Bjarne Melgaard
Born 1967 in Sydney, Australia
Lives and Works in New York, NY
Bjarne Melgaard’s 2014 Biennial installation presents a funhouse atmosphere charged with sex, violence and societal ruin.
Melgaard intends for his installation to communicate the effects of what some scientists call the Anthropocene, a new geological age created by human activity, especially through global warming. He proposes that our collective psyches have been abused and damaged in much the same way the environment has, resulting in sadism and an utter disregard for humanity.

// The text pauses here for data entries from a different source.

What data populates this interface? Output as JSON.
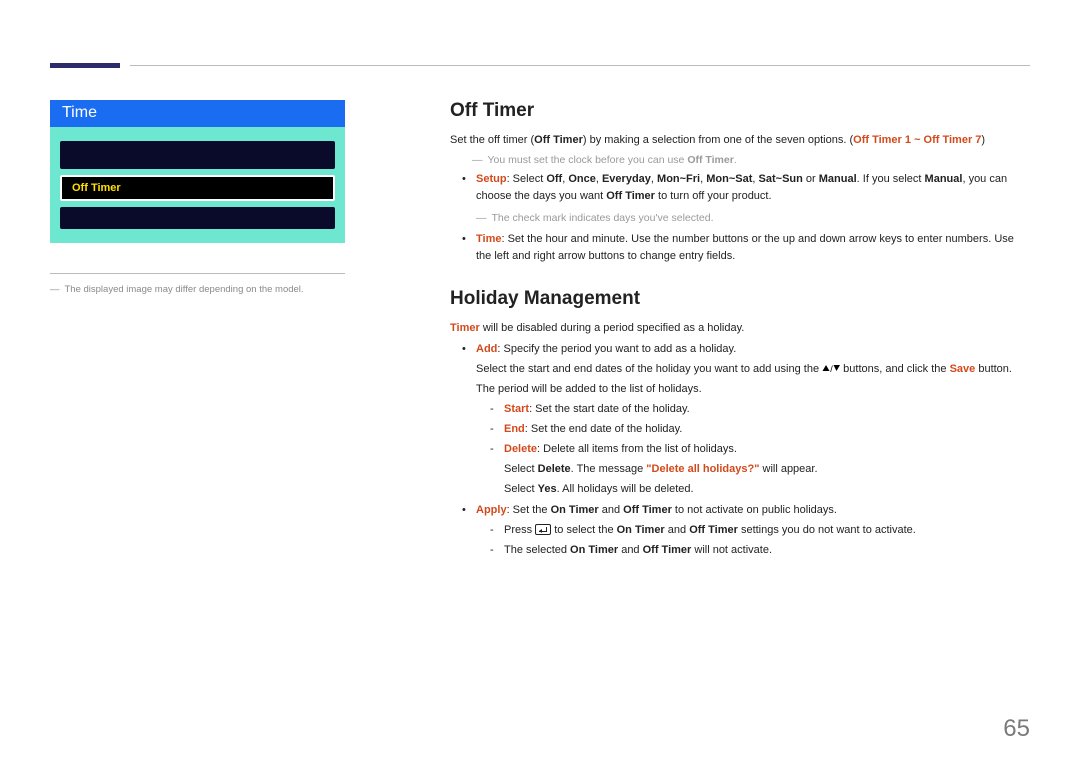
{
  "menu": {
    "header": "Time",
    "active_item": "Off Timer"
  },
  "left_caption": "The displayed image may differ depending on the model.",
  "off_timer": {
    "heading": "Off Timer",
    "intro_a": "Set the off timer (",
    "intro_b": "Off Timer",
    "intro_c": ") by making a selection from one of the seven options. (",
    "intro_d": "Off Timer 1 ~ Off Timer 7",
    "intro_e": ")",
    "note1_a": "You must set the clock before you can use ",
    "note1_b": "Off Timer",
    "note1_c": ".",
    "setup_label": "Setup",
    "setup_a": ": Select ",
    "setup_off": "Off",
    "setup_once": "Once",
    "setup_everyday": "Everyday",
    "setup_monfri": "Mon~Fri",
    "setup_monsat": "Mon~Sat",
    "setup_satsun": "Sat~Sun",
    "setup_or": " or ",
    "setup_manual": "Manual",
    "setup_b": ". If you select ",
    "setup_manual2": "Manual",
    "setup_c": ", you can choose the days you want ",
    "setup_offtimer": "Off Timer",
    "setup_d": " to turn off your product.",
    "note2": "The check mark indicates days you've selected.",
    "time_label": "Time",
    "time_text": ": Set the hour and minute. Use the number buttons or the up and down arrow keys to enter numbers. Use the left and right arrow buttons to change entry fields."
  },
  "holiday": {
    "heading": "Holiday Management",
    "intro_a": "Timer",
    "intro_b": " will be disabled during a period specified as a holiday.",
    "add_label": "Add",
    "add_text": ": Specify the period you want to add as a holiday.",
    "add_line2_a": "Select the start and end dates of the holiday you want to add using the ",
    "add_line2_b": " buttons, and click the ",
    "add_line2_save": "Save",
    "add_line2_c": " button.",
    "add_line3": "The period will be added to the list of holidays.",
    "start_label": "Start",
    "start_text": ": Set the start date of the holiday.",
    "end_label": "End",
    "end_text": ": Set the end date of the holiday.",
    "delete_label": "Delete",
    "delete_text": ": Delete all items from the list of holidays.",
    "delete_line2_a": "Select ",
    "delete_line2_b": "Delete",
    "delete_line2_c": ". The message ",
    "delete_line2_q": "\"Delete all holidays?\"",
    "delete_line2_d": " will appear.",
    "delete_line3_a": "Select ",
    "delete_line3_b": "Yes",
    "delete_line3_c": ". All holidays will be deleted.",
    "apply_label": "Apply",
    "apply_a": ": Set the ",
    "apply_on": "On Timer",
    "apply_and": " and ",
    "apply_off": "Off Timer",
    "apply_b": " to not activate on public holidays.",
    "apply_sub1_a": "Press ",
    "apply_sub1_b": " to select the ",
    "apply_sub1_on": "On Timer",
    "apply_sub1_and": " and ",
    "apply_sub1_off": "Off Timer",
    "apply_sub1_c": " settings you do not want to activate.",
    "apply_sub2_a": "The selected ",
    "apply_sub2_on": "On Timer",
    "apply_sub2_and": " and ",
    "apply_sub2_off": "Off Timer",
    "apply_sub2_b": " will not activate."
  },
  "page_number": "65",
  "sep": ", "
}
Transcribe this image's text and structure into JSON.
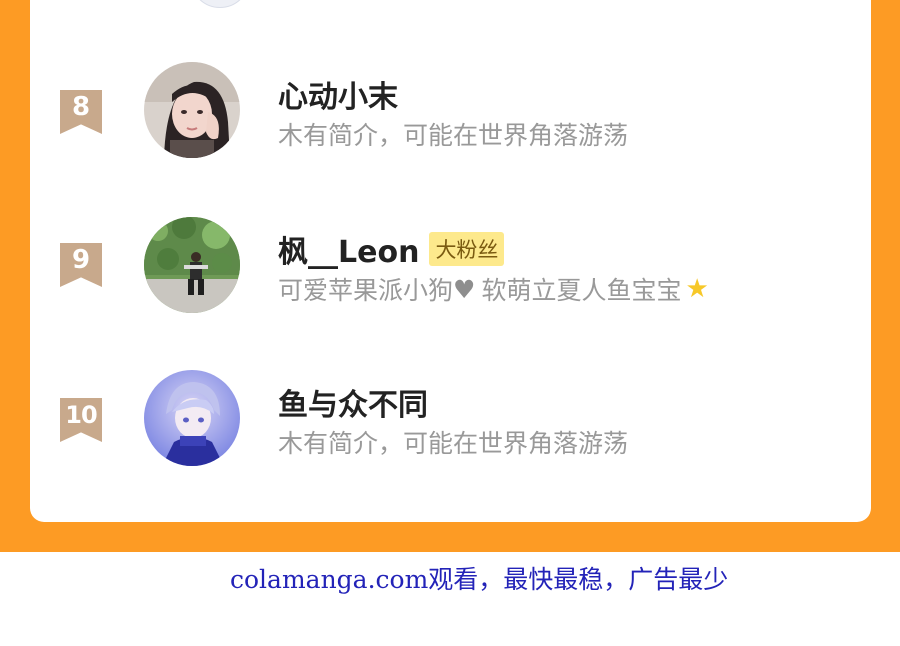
{
  "ranking": {
    "rows": [
      {
        "rank": "8",
        "name": "心动小末",
        "badge": "",
        "bio": "木有简介，可能在世界角落游荡",
        "avatar": "avatar-girl-photo"
      },
      {
        "rank": "9",
        "name": "枫__Leon",
        "badge": "大粉丝",
        "bio": "可爱苹果派小狗",
        "bio_tail": "软萌立夏人鱼宝宝",
        "avatar": "avatar-person-outdoor-photo"
      },
      {
        "rank": "10",
        "name": "鱼与众不同",
        "badge": "",
        "bio": "木有简介，可能在世界角落游荡",
        "avatar": "avatar-anime-boy"
      }
    ]
  },
  "footer": {
    "text": "colamanga.com观看，最快最稳，广告最少"
  },
  "colors": {
    "frame": "#fd9b24",
    "rank_badge": "#c8a98c",
    "fan_badge": "#fde98c",
    "link": "#2323b8"
  }
}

Projected on the wall are videos and images that Melgaard sourced from the so-called “deep web,” a portion of the Internet that must be hacked rather than simply searched. Melgaard treats the deep web as a kind of depraved societal unconscious, from which he surfaces nightmarish video shot from real life, featuring, cult behavior, torture, genocidal attacks, scenes of mass suicide, war and terrorism, including footage of the bombings at last year’s Boston Marathon.
Melgaard has explained that the installation responds in part to Claude Prosper Jolyot de Crébillon’s 1742 satire, The Sofa: A Moral Tale, a French libertine novel. This tradition of transgressive erotic literature is taken up in the work of the young contemporary writer Travis Jeppesen, who was also a point of reference for Melgaard and whose sound installation is presented in the same room.
Overall, the installation reflects back the dystopian image streams that we ordinarily choose to ignore, forcing us to confront what Melgaard sees are the symptoms of civilization’s decay.